La mienne, adressée à l’auteur de la contribution :

« Vous établissez un lien exclusif entre sexualité (hétéro/homo) et procréation et entre procréation et présence de l’enfant. Ce qui pose la question de la stérilité : l’impossibilité de procréer devrait interdire la présence de l’enfant, donc l’adoption et la PMA. Si l’adoption et la PMA sont admises, c’est que le lien d’exclusivité n’est pas reconnu… ou plutôt ne l’est plus parce que la stérilité a pu être interprétée comme une tare, comme l’homosexualité, voire une punition divine. Si vous renversez votre raisonnement et commencez par définir les conditions nécessaires à l’épanouissement de l’enfant, quels que soient l’ovule, le spermatozoïde et l’utérus, vous verrez que ce lien ne résiste pas au réel : rien n’indique que les enfants des couples homosexuels soient (plus) en danger (que ceux des couples hétérosexuels). La dualité masculin/féminin et l’amour ne sont pas réservés à la seule hétérosexualité procréatrice. »
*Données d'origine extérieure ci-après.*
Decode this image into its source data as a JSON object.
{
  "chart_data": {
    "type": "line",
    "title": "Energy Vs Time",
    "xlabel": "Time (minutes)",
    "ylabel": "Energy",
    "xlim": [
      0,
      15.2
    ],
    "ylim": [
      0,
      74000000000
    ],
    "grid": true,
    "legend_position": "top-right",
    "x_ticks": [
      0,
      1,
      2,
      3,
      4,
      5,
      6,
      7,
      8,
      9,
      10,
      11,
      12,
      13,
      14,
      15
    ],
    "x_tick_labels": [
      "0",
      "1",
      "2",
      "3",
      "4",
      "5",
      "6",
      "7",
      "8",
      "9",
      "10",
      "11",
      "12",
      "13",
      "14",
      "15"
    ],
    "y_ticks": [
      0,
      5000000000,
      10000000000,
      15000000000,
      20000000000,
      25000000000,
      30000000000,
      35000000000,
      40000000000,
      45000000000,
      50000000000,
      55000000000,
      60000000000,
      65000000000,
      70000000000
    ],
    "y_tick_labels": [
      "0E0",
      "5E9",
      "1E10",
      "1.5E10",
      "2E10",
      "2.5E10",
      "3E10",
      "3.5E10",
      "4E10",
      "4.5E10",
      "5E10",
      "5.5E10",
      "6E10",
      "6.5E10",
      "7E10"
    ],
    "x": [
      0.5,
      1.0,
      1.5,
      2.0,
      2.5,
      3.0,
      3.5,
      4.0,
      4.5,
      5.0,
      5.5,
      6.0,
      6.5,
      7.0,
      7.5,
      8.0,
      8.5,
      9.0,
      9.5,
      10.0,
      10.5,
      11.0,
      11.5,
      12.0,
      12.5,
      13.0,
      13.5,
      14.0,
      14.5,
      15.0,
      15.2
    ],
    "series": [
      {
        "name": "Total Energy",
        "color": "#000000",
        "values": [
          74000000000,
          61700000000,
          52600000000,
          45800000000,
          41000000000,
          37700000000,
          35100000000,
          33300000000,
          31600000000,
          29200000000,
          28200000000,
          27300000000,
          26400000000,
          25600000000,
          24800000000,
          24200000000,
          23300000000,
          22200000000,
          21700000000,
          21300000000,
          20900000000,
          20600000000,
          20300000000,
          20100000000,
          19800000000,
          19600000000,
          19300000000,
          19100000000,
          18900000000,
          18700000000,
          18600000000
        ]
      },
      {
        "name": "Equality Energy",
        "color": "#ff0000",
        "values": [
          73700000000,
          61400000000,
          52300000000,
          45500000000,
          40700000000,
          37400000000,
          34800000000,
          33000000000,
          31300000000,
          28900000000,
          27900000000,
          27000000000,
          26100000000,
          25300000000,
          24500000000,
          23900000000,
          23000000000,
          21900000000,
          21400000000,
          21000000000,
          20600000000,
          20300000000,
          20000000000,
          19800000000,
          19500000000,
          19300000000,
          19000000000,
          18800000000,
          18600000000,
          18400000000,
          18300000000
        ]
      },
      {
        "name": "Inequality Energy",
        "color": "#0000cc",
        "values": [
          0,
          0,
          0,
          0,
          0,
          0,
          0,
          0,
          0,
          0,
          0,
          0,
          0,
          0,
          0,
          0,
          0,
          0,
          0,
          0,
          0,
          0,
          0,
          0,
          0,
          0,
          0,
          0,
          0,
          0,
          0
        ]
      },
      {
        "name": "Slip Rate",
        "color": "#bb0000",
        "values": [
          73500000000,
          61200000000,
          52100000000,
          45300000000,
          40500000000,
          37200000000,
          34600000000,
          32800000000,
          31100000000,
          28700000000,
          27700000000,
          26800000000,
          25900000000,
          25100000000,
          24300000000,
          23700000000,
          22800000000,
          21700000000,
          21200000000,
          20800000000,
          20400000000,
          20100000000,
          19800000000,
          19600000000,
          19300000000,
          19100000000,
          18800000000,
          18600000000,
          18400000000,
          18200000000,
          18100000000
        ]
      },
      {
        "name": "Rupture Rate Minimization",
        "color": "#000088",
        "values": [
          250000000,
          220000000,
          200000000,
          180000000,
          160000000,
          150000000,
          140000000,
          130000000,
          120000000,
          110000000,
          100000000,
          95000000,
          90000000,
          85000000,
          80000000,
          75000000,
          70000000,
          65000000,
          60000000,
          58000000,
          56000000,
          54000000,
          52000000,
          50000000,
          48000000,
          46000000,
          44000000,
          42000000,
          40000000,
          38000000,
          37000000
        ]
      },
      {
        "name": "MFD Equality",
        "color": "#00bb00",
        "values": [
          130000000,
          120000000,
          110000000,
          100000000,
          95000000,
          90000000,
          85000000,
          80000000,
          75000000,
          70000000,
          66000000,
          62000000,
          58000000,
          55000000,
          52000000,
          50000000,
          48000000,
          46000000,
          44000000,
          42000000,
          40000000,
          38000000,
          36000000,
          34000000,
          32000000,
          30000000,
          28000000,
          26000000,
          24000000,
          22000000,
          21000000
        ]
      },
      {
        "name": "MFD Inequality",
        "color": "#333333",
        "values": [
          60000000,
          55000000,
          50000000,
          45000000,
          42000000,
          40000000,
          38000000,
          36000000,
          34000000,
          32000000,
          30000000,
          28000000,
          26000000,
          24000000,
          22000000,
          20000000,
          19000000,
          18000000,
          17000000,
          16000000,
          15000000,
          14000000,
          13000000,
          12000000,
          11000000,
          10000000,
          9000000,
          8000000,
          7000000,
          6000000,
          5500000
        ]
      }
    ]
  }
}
« La famille, espace de violences pour les jeunes LGBT »

C’est le titre d’un article du Monde dont voici le début :

« L’association SOS-Homophobie s’inquiète, dans son rapport 2021 présenté lundi 17 mai, de l’augmentation des signalements au sein de la famille. En revanche, les signalements LGBTphobes dans l’espace public ont baissé, du fait notamment des périodes de confinement. » ( A la Une du Monde – 17.05.2021)

Ma contribution :

Sur ces questions, il y eut, il y a toujours un discours appuyé sur la référence plus ou moins explicite du concept idéologisé de « nature » contenant celui du divin ou contenu par lui.

Dans combien de temps nos discours qui pataugent encore dans les résidus de cette idéologie apparaîtront-ils, dans la dimension prétendument objective qu’ils ont souvent, comme les témoignages d’une époque ancienne où les discussions sur le sexe, la sexualité et leur rapport, ressemblaient fort aux débats, aussi sérieux et passionnels, quelques siècles en amont, sur l’existence de l’âme chez la femme, les Indiens du Nouveau-Monde  et les Noirs ?

Une réponse

« Ne vous en déplaise, la « Nature » n’est absolument pas un concept idéologisé. Le considérer est par contre de l’idéologie dangereuse parce que nihiliste. Lisez M. Onfray »

La réponse d’un tiers à cette réponse

« La « nature » est un concept totalement européocentré, qui plus est depuis peu (pour faire vite, le XVIIe siècle). En fait, la nature est une construction socio-culturelle. Lisez Philippe Descola. »

La mienne :

Il y a la « nature » idéologisée (celle de ma contribution) et la Nature, celle de Spinoza, qui est aussi la mienne, qui évacue les références morales/religieuses de l’autre qui font par exemple dire à certains que l’homosexualité est « contre-nature ».